Jesus’ choice of the phrase also has another interesting aspect. John Henry Newman, the great Anglican theologian who became a Catholic cardinal, speculated that at some point while on the cross Jesus foregoes his omniscient nature and truly was alone without the Father and the Holy Spirit. Newman reasons that if the entire time on the cross Jesus as God knew that this condition was temporary and that he would soon be resurrected that, in a manner, diminishes his suffering. Therefore, he reasons Christ must have in some way given up his divine certainty of the outcome of his crucifixion. Note, Jesus would still have possessed absolute human certainty of the outcome. This shows us that the human certainty of faith is more than enough to get us through. Note, that this is not explicit Catholic teaching, but whether or not this happened, to what extent and how it would have worked are excellent meditation for prayer, especially during Lent and times of suffering.
Further, we see that it is a Roman centurion who speaks at the highlight of the narrative.
And when the centurion, who stood facing him, saw that he thus breathed his last, he said, “Truly this man was the Son of God!
This is consistent with the gospel being written for a Roman audience. It is also consistent with Peter having gone out to preach the gospel to the gentiles. It is a Roman centurion, the pride of all the citizens of Rome, who articulates on of the climatic lines of the Gospel. Further, the Roman soldier can be seen in all of us. Salvation is now available to anyone who recognized Christ for who he is.
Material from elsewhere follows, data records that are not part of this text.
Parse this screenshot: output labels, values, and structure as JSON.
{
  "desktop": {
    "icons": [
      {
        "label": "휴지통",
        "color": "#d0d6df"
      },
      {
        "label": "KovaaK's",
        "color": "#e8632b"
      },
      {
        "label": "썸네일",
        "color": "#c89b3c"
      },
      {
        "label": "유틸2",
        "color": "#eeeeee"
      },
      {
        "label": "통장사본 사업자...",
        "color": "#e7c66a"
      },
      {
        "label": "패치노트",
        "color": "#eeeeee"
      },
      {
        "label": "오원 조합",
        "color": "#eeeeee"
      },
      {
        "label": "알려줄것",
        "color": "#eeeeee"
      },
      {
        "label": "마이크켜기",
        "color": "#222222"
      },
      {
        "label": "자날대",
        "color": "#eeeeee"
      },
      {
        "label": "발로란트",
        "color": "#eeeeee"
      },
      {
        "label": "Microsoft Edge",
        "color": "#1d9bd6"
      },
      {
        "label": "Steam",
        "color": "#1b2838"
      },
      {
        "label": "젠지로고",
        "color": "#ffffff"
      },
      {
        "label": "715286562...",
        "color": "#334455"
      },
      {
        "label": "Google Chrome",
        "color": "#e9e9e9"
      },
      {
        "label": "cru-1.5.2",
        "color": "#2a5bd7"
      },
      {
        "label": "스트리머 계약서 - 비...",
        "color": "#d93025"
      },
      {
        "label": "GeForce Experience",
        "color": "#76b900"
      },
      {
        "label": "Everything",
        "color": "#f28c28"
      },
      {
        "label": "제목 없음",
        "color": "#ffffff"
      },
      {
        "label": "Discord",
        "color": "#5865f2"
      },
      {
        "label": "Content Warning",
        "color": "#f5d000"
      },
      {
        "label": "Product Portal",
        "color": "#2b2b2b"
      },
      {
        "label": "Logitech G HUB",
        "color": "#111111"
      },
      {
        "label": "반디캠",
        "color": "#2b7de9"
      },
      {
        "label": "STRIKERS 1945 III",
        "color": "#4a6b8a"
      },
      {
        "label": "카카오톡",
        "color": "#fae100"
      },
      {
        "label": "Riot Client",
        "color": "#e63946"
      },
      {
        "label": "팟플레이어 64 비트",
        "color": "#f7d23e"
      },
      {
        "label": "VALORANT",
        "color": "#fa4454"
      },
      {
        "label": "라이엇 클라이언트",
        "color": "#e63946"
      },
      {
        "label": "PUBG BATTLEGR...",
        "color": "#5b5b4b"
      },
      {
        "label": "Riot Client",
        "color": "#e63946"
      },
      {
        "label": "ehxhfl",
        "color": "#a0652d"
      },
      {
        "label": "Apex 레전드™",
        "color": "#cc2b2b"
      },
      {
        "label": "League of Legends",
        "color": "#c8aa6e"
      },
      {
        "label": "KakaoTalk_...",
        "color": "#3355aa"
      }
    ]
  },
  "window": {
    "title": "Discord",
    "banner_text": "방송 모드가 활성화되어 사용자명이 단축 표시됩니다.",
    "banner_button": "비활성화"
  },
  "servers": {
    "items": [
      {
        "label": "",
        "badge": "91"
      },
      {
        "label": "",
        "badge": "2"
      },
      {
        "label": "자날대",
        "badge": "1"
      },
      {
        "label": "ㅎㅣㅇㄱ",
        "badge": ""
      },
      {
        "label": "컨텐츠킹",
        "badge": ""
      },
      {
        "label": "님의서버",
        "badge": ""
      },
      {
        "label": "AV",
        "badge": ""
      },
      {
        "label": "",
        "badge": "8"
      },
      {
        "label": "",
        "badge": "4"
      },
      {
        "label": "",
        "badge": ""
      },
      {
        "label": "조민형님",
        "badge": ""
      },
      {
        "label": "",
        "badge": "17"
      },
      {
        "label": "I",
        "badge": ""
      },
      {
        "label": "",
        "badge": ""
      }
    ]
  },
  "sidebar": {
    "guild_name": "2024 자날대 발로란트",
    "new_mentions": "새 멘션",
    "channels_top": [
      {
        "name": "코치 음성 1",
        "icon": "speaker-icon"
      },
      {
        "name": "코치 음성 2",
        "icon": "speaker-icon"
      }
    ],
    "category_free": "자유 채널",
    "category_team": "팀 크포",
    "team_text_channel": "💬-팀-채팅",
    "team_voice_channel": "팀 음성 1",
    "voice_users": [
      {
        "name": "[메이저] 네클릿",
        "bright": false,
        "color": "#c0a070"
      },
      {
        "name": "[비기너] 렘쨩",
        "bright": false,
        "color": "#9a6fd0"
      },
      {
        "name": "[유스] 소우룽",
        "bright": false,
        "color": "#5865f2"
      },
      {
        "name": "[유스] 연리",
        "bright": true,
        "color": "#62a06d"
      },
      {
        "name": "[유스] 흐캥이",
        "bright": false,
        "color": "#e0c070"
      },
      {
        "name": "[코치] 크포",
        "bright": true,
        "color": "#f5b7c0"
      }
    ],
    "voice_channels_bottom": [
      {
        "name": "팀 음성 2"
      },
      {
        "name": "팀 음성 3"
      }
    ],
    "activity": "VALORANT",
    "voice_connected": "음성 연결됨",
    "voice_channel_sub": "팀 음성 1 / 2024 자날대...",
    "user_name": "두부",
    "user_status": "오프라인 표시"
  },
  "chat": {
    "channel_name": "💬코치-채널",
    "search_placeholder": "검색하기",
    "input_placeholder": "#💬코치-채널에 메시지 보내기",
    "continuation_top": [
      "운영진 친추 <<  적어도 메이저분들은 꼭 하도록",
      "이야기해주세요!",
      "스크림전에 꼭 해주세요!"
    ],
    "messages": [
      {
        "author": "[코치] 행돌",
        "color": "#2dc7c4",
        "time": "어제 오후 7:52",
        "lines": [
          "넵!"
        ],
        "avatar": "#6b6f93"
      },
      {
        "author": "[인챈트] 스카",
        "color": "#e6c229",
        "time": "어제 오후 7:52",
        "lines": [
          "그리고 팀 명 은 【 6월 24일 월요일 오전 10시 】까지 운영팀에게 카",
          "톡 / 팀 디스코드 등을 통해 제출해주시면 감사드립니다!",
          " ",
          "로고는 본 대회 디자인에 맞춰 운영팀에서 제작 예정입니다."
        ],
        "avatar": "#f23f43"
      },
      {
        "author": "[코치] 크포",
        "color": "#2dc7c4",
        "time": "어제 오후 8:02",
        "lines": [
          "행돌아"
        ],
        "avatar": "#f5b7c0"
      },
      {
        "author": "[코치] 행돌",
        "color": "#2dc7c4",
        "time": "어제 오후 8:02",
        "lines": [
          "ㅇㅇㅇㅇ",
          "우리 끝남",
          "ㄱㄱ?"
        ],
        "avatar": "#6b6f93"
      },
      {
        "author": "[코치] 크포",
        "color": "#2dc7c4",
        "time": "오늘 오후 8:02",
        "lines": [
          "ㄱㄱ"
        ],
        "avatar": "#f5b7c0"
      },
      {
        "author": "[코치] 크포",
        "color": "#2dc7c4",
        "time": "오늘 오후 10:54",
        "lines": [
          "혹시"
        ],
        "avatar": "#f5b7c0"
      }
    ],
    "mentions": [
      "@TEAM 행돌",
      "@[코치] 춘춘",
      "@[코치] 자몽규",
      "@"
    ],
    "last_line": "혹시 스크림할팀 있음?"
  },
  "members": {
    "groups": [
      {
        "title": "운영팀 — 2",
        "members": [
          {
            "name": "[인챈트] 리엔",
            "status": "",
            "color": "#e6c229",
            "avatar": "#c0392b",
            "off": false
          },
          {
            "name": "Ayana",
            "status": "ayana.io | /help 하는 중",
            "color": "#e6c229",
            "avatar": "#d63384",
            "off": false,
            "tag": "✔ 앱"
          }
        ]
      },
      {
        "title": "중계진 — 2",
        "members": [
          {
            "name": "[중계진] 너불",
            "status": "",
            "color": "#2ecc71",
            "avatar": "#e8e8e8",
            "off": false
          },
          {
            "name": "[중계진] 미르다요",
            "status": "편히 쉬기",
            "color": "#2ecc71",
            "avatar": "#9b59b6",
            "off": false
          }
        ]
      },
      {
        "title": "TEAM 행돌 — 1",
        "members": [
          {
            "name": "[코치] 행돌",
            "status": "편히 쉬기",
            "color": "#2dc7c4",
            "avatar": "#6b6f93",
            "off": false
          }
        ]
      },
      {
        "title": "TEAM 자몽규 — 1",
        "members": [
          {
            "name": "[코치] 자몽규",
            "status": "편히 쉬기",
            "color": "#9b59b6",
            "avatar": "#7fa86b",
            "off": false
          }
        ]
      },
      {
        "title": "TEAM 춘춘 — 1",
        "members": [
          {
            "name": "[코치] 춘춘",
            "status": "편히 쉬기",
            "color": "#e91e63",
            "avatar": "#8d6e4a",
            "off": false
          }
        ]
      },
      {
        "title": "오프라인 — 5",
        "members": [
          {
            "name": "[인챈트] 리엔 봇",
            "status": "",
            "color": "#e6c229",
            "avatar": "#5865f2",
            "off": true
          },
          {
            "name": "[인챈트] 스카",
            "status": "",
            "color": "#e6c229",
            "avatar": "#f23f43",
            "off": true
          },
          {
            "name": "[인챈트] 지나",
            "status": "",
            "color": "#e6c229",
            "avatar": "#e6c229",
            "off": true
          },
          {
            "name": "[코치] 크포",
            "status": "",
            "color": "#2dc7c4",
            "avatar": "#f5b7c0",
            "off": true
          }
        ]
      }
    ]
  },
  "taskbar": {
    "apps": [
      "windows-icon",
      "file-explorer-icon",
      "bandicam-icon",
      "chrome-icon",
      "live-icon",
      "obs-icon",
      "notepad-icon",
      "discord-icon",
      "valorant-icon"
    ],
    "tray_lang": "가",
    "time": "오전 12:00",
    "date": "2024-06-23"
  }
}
Finally, recall what we learned about the fourth cup. In the Passover ceremony, the fourth cup closes the Passover meal. Mark tells us that they offered Jesus wine mixed with myrrh but he refuses it. However, we see that just before Jesus dies he thirsts and he is given a sponge soaked in wine to drink. This finishes the Passover meal that was started the night before in the upper room at the Last Supper. Again, one should try to conceive of everything that happens from the Last Supper until Jesus death on the cross as one singular event. It is the new Passover, with a new lamb being sacrificed.